The next day, when the book cart came around, I grabbed some books off of it. Before, when I was in the open compound, I was always ripping and running. It was hard for me to stay still. But you can’t do that when you’re in your cell 24 hours a day.
Two of the books I grabbed were Viktor Frankl’s book Man’s Search for Meaning and Paulo Coehlo’s The Alchemist. Frankl found himself in dire straits in Auschwitz, but he survived by finding a purpose in life and then visualizing it. Coehlo’s message is that we all can leave a personal legacy, but we have to shape it. When I was a kid of 18, when I got thrown in prison, my life was centered on a culture of violence. But nobody is meant to be that type of person.
I want to be remembered as a person who made a positive impact on other people’s lives.

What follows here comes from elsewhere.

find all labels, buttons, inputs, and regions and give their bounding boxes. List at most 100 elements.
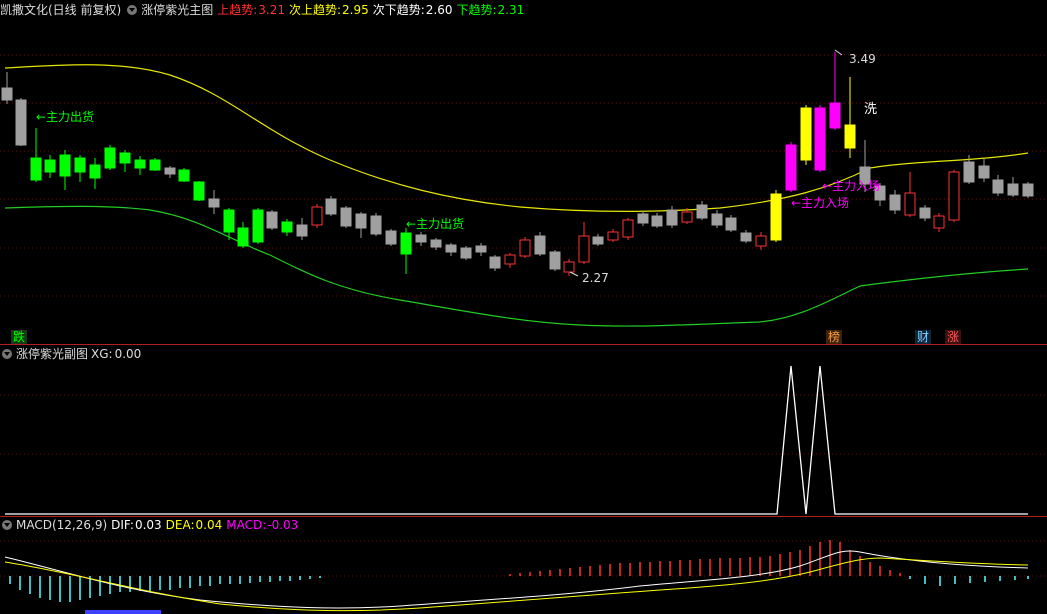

I want people to say, He was a good person. He did this for me. He made me feel this way.
I came to the conclusion that I was fighting the wrong things. Instead of fighting other inmates, I needed to change the person who got me into prison in the first place. Later, I started going to the law library and working on my character. I enrolled in more educational programs. I looked for opportunities to mentor others and I haven’t looked back.
My story is not an anomaly. There are many other men and women who made tragic mistakes at crucial stages in their young lives, costing them (and their victims) decades of distress, desolation and despair. We are dying for another opportunity to live a positive and productive life in society. We deserve a second look.
Colie is deeply grateful to the D.C. Council for passing the Second Look Amendment Act and Mayor Muriel Bowser for signing it. If the U.S. Congress approves it as it is projected to do, the act will become law in May — thus offering 300–600 D.C. residents who were convicted of crimes before the age of 25 and have served at least 15 years the opportunity to make the case for their freedom in front of a judge.